Archers Fork is an unincorporated community in Washington County, in the U.S. state of Ohio.

==Geography==
Located in eastern Washington County, Archers Fork is dominated by densely forested and hilly terrain, characteristic of the Appalachian Plateau. The community located between two ridges, and lies at the confluence of a number of several streams, feeding in to Archers Fork, the main tributary in the area.

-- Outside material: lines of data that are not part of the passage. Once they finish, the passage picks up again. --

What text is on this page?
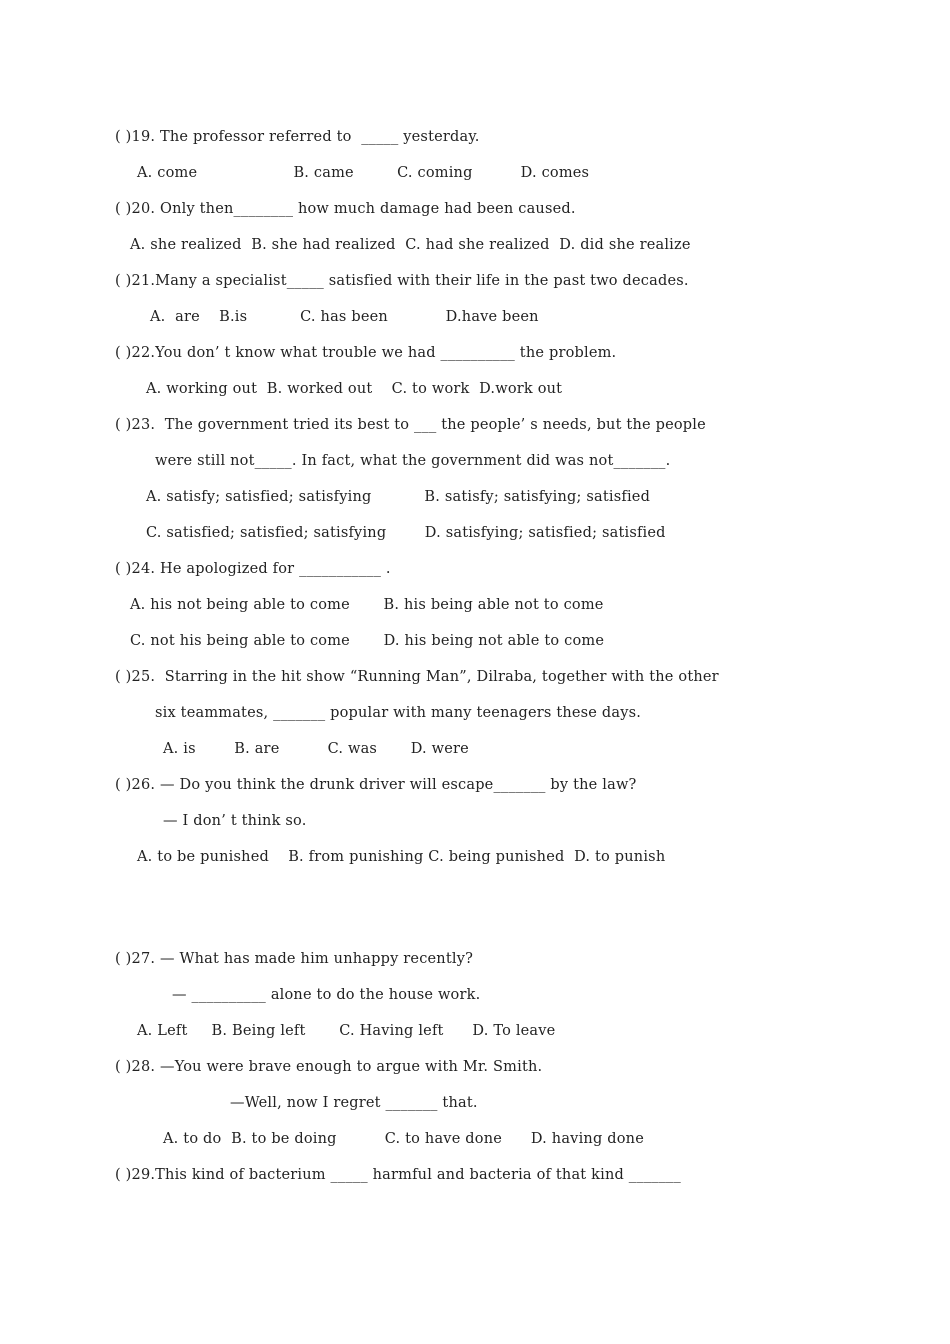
( )19. The professor referred to  _____ yesterday.
A. come                    B. came         C. coming          D. comes
( )20. Only then________ how much damage had been caused.
A. she realized  B. she had realized  C. had she realized  D. did she realize
( )21.Many a specialist_____ satisfied with their life in the past two decades.
A.  are    B.is           C. has been            D.have been
( )22.You don’ t know what trouble we had __________ the problem.
A. working out  B. worked out    C. to work  D.work out
( )23.  The government tried its best to ___ the people’ s needs, but the people
were still not_____. In fact, what the government did was not_______.
A. satisfy; satisfied; satisfying           B. satisfy; satisfying; satisfied
C. satisfied; satisfied; satisfying        D. satisfying; satisfied; satisfied
( )24. He apologized for ___________ .
A. his not being able to come       B. his being able not to come
C. not his being able to come       D. his being not able to come
( )25.  Starring in the hit show “Running Man”, Dilraba, together with the other
six teammates, _______ popular with many teenagers these days.
A. is        B. are          C. was       D. were
( )26. — Do you think the drunk driver will escape_______ by the law?
— I don’ t think so.
A. to be punished    B. from punishing C. being punished  D. to punish
( )27. — What has made him unhappy recently?
— __________ alone to do the house work.
A. Left     B. Being left       C. Having left      D. To leave
( )28. —You were brave enough to argue with Mr. Smith.
—Well, now I regret _______ that.
A. to do  B. to be doing          C. to have done      D. having done
( )29.This kind of bacterium _____ harmful and bacteria of that kind _______
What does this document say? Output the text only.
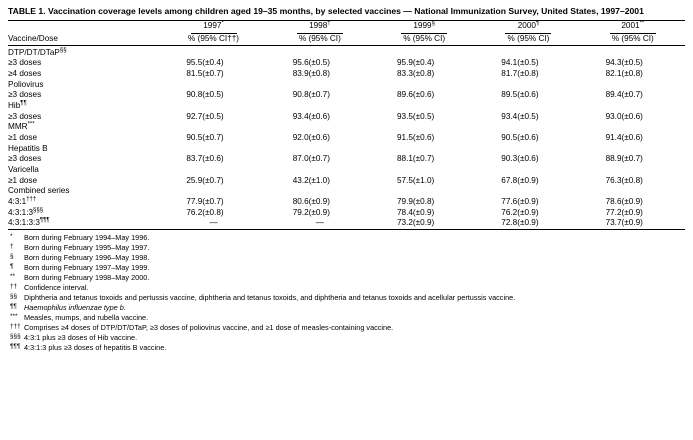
TABLE 1. Vaccination coverage levels among children aged 19–35 months, by selected vaccines — National Immunization Survey, United States, 1997–2001
	1997*		1998†		1999§		2000¶		2001**
Vaccine/Dose	% (95% CI††)		% (95% CI)		% (95% CI)		% (95% CI)		% (95% CI)	

DTP/DT/DTaP§§	
≥3 doses	95.5	(±0.4)	95.6	(±0.5)	95.9	(±0.4)	94.1	(±0.5)	94.3	(±0.5)
≥4 doses	81.5	(±0.7)	83.9	(±0.8)	83.3	(±0.8)	81.7	(±0.8)	82.1	(±0.8)
Poliovirus										
≥3 doses	90.8	(±0.5)	90.8	(±0.7)	89.6	(±0.6)	89.5	(±0.6)	89.4	(±0.7)
Hib¶¶	
≥3 doses	92.7	(±0.5)	93.4	(±0.6)	93.5	(±0.5)	93.4	(±0.5)	93.0	(±0.6)
MMR***	
≥1 dose	90.5	(±0.7)	92.0	(±0.6)	91.5	(±0.6)	90.5	(±0.6)	91.4	(±0.6)
Hepatitis B										
≥3 doses	83.7	(±0.6)	87.0	(±0.7)	88.1	(±0.7)	90.3	(±0.6)	88.9	(±0.7)
Varicella										
≥1 dose	25.9	(±0.7)	43.2	(±1.0)	57.5	(±1.0)	67.8	(±0.9)	76.3	(±0.8)
Combined series										
4:3:1†††	77.9	(±0.7)	80.6	(±0.9)	79.9	(±0.8)	77.6	(±0.9)	78.6	(±0.9)
4:3:1:3§§§	76.2	(±0.8)	79.2	(±0.9)	78.4	(±0.9)	76.2	(±0.9)	77.2	(±0.9)
4:3:1:3:3¶¶¶	—		—		73.2	(±0.9)	72.8	(±0.9)	73.7	(±0.9)
*	Born during February 1994–May 1996.
†	Born during February 1995–May 1997.
§	Born during February 1996–May 1998.
¶	Born during February 1997–May 1999.
**	Born during February 1998–May 2000.
†† Confidence interval.
§§ Diphtheria and tetanus toxoids and pertussis vaccine, diphtheria and tetanus toxoids, and diphtheria and tetanus toxoids and acellular pertussis vaccine.
¶¶ Haemophilus influenzae type b.
*** Measles, mumps, and rubella vaccine.
††† Comprises ≥4 doses of DTP/DT/DTaP, ≥3 doses of poliovirus vaccine, and ≥1 dose of measles-containing vaccine.
§§§ 4:3:1 plus ≥3 doses of Hib vaccine.
¶¶¶ 4:3:1:3 plus ≥3 doses of hepatitis B vaccine.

Similarly to the rest of the region, coal can be found in the hills surrounding Archers Fork. However, early on it was decided that the coal that lines the area's valleys was not nearly thick enough to be profitably mined.

==History==
The community takes its name from nearby Archers Fork, which in turn is named after the first pioneer to venture to the area. According to local legend, Archer eloped with another man's wife and chose to flee to the remote area to avoid persecution. They settled a few hundred yards from the mouth of Cady's run, and it is told that they lived romantically inside a hollowed-out sycamore tree. However, by the time the first permanent settlers arrived in the region, the couple had vanished.

The first settler to permanently live in the region was James Cady, which Cady's run is named for. Cady was born in Vermont in 1779, and was a veteran of the War of 1812. Cady worked as a teamster, and was married to Elizabeth Chandler, and had five children. On January 8, 1818, Cady and his family travelled up from the Ohio River to the remote valley, and settled alongside Archers Fork. The second family to settle the area arrived that following Spring. Over the next few decades, a small but stead stream of settlers arrived to Archers Fork. In 1828, a sawmill was constructed. Then in 1832, a gristmill was built. Around 1835, waves of German Americans began to enter the Ohio Valley, with significant numbers settling in Archers Fork.

A post office called Archers Fork was established in 1874, and remained in operation until 1949.

==Recreation==

Archers Fork is also home to a number of prominent hiking and backpacking trails. The community is located in Wayne National Forest, and numerous trails traverse the heavily forested and rugged backcountry. Offering some of the best backpacking opportunities in Ohio, the Archers Fork, Scenic River, and Greenwood Trails are destinations for outdoor enthusiasts across the state.